In diesem Jahr jährt sich der Geburtstag des Philosophen Immanuel Kant zum 300sten mal. Aus diesem Anlass, finden sich viele Artikel in den Feuilletons der Zeitungen und Bücher in den Buchläden, die auf diesen Anlass hinweisen.
Sie weisen aber vor allem darauf hin, dass die Benutzung des eigenen Verstandes – wie es Immanuel Kant gelehrt hat – wieder in den Mittelpunkt der heutigen gesellschaftlichen Debatten und in das private Nachdenken gerückt werden müsse.
„Sapere aude“: „Wage es, weise zu sein“ – oder in der Übersetzung Immanuel Kants: „Habe Mut, dich deines eigenen Verstandes zu bedienen.“
In unserer Zeit, in der die Herausforderungen komplex, die Fragen viele und das Suchen nach Antworten schwierig ist, in dieser Zeit sind wir, jede und jeder von uns, aufgefordert, uns unseres Verstandes zu bedienen, um durch den Prozess des Nachdenkens, des Auseinandersetzens und des Verstehens die für uns richtigen Schlüsse zu ziehen.
Dazu gehört aber auch das moralische Anliegen Kants, wie er es im kategorischen Imperativ formuliert: „Handle nur nach derjenigen Maxime, durch die du zugleich wollen kannst, dass sie ein allgemeines Gesetz werde.“ Meine Schlussfolgerung und meine Antwort, die sich mir im Nachdenken erschließt, muss nach Kant dazu taugen, ein allgemeines, moralisch wertvolles Gesetz werden zu können.
Wenn wir heute Pfingsten feiern, dann feiern wir den Heiligen Geist.

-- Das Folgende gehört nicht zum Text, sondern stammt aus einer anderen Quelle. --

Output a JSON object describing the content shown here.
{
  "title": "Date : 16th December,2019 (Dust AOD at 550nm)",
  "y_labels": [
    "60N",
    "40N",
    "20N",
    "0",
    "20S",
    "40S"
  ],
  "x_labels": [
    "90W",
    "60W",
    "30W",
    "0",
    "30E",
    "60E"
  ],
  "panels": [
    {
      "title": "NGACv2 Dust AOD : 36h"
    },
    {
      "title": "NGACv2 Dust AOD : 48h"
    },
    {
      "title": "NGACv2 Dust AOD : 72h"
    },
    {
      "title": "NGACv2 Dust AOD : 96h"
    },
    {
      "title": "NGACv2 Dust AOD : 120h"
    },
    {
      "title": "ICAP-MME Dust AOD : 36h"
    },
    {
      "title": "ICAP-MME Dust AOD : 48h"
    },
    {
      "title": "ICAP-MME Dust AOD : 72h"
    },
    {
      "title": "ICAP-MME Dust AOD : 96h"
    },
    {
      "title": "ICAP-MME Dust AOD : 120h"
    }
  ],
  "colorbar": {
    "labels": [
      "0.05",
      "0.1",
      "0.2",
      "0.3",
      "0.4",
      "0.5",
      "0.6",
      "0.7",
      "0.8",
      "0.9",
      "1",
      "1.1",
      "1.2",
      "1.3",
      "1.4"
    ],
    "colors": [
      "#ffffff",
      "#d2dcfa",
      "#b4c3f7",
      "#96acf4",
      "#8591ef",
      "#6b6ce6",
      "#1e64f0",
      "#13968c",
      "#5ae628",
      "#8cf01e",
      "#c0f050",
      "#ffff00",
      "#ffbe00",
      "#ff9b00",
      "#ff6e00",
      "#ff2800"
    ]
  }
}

Dann feiern wir den Geist Gottes, so wie Jesus ihn uns verheißen hat. „Es gibt verschiedene Gnadengaben, aber nur den einen Geist. Es gibt verschiedene Dienste, aber nur den einen Herrn. Es gibt verschiedene Kräfte, die wirken, aber nur den einen Gott: Er bewirkt alles in allen. Jedem aber wird die Offenbarung des Geistes geschenkt, damit sie anderen nützt.“ Der Geist, der mir geschenkt wird, muss anderen nützen!
Weiter heißt es: „Durch den einen Geist wurden wir in der Taufe alle in einen einzigen Leib aufgenommen, Juden und Griechen, Sklaven und Freie; und alle wurden wir mit dem einen Geist getränkt.“ Durch die Taufe, wurden wir alle zu einem Leib Christi, den wir auch in der Gestalt des Brotes nachher wieder empfangen und darin erkennen dürfen: Alle, so unterschiedlich wir sind, alle gehören wir dem einen Leib Christi an.
Und deswegen gehört die Auseinandersetzung miteinander, gehört der Austausch untereinander, gehört das Schauen und Hören aufeinander, gehört der Kompromiss zum Wesenskern christlicher Existenz.
„Jedem aber wird die Offenbarung des Geistes geschenkt, damit sie anderen nützt.“ „Handle nur nach derjenigen Maxime, durch die du zugleich wollen kannst, dass sie ein allgemeines Gesetz werde.“ Diese Gedanken Immanuel Kants sind eine andere Ausdrucksform dieses Gedankens des Apostels Paulus. Die Offenbarung des Geistes die anderen nützt, fällt für uns nicht einfach vom Himmel. Sie ist die Kraft, die in der Fähigkeit und in der Nutzung unsers Verstandes liegt, damit wir Entscheidung treffen, Meinungen finden, Aussagen machen, die „anderen nützt.“
Das heutige Fest, möchte in uns die Fähigkeit stärken und entlocken, uns vom Geist Gottes führen zu lassen. Die adäquate Nutzung unseres Verstandes ist ein Weg, dem Geist Raum zu geben. Jede und jeder von uns ist aufgefordert, sich dem Geist zu öffnen, damit er wirken kann, damit wir Frieden finden. Einen Frieden den Jesus seien Jüngern heute wünscht. Die bei verschlossenen Türen, also zurückgezogen und in eigenen Fragen und Sorgen gefangen, beieinander sind. Er tritt in ihre Mitte und sagt: „Friede sei mit euch!“ Die Begegnung mit dem Geist Gottes möchte uns ermutigen, rauszugehen aus unserer Resignation, aus manchen Ängsten und Zweifeln. Die Begegnung mit dem Geist Gottes möchte uns ermutigen, uns der Auseinandersetzung, uns dem Nachdenken zu stellen. Auch wenn es manchmal mühsam ist. Aber wenn wir es versuchen, können wir Pfingsten erleben.